As untouchability prevailed in the Travancore region, low caste people were prohibited from entering the temple and the streets around it. Congress started the Vaikom Satyagraha, a protest to allow access for all to the prohibited places. Nagammai and Ramasamy joined the protest on 14 April 1924. She led the women during the protests and was arrested in May 1924.

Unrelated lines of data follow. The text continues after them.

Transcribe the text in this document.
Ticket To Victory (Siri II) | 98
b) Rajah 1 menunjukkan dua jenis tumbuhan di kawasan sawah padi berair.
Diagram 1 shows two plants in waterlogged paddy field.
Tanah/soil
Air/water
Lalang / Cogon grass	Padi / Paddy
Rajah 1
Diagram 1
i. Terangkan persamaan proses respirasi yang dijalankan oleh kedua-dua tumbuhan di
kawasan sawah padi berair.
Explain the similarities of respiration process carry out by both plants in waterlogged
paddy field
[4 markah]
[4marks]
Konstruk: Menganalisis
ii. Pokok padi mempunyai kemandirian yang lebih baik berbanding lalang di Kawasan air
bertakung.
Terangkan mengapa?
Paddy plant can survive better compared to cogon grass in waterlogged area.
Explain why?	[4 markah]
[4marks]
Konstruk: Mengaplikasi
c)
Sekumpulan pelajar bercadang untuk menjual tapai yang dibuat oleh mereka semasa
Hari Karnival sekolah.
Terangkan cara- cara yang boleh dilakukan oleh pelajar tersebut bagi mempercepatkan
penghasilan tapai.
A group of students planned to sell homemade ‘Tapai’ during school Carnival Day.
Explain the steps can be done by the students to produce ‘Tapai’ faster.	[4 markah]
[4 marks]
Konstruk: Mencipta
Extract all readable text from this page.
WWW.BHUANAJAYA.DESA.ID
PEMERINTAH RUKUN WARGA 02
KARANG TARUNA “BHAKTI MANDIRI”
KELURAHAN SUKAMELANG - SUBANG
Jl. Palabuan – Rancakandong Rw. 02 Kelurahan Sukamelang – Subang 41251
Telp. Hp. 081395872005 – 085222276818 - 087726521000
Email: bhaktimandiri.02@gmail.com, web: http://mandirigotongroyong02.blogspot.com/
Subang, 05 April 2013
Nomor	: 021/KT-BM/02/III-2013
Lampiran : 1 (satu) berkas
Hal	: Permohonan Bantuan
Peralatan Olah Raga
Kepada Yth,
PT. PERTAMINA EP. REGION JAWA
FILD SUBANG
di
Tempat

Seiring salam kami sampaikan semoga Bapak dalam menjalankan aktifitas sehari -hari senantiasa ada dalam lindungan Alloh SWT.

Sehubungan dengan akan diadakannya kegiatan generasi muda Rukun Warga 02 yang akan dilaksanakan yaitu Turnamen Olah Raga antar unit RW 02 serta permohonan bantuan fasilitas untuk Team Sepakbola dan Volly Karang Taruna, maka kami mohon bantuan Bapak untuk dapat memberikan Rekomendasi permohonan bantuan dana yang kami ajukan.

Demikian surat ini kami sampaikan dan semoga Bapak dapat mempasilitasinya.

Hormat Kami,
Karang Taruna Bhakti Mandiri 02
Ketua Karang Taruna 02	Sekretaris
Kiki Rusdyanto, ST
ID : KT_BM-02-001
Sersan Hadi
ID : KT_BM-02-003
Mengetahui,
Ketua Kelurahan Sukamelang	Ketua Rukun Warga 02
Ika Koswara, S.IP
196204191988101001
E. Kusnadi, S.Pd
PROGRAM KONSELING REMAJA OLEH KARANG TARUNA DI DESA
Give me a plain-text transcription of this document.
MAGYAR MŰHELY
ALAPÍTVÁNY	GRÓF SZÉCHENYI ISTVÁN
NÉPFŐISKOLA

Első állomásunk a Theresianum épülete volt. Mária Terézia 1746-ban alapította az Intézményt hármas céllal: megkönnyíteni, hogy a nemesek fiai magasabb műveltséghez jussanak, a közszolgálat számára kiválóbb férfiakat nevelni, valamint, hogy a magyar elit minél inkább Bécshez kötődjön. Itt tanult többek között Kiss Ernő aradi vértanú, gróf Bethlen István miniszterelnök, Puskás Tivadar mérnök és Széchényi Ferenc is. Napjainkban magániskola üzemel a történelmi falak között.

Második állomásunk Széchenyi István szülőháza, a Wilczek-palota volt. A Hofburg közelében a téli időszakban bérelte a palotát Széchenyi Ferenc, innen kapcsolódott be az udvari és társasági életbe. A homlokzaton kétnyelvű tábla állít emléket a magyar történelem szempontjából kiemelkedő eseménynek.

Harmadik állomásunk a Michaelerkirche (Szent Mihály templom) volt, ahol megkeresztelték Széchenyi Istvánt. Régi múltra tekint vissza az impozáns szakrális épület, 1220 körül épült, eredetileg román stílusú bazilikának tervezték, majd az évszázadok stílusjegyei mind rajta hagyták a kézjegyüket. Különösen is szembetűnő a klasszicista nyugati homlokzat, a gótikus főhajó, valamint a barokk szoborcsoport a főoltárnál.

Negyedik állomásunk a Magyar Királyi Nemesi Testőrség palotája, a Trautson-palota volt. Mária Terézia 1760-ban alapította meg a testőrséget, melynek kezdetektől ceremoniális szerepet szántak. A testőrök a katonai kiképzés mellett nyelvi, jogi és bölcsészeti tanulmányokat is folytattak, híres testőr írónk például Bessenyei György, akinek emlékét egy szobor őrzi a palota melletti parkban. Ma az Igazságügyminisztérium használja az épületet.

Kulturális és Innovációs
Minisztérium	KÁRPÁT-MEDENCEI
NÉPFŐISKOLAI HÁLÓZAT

When Ramasamy started the Self-Respect Movement in 1925. Nagammai encouraged women to participate in the movement. She conducted several widow remarriages and Self-Respect marriages. She was the editor of Kudi Arasu magazine when Ramasamy went on tour to Europe.

== Legacy ==
Nagammai died on 11 May 1933 in Erode. There are several schools in Tamil Nadu named after her. The Government of Tamil Nadu introduced Periyar EVR Nagammai Free Education scheme to fund free higher education for girls in the state.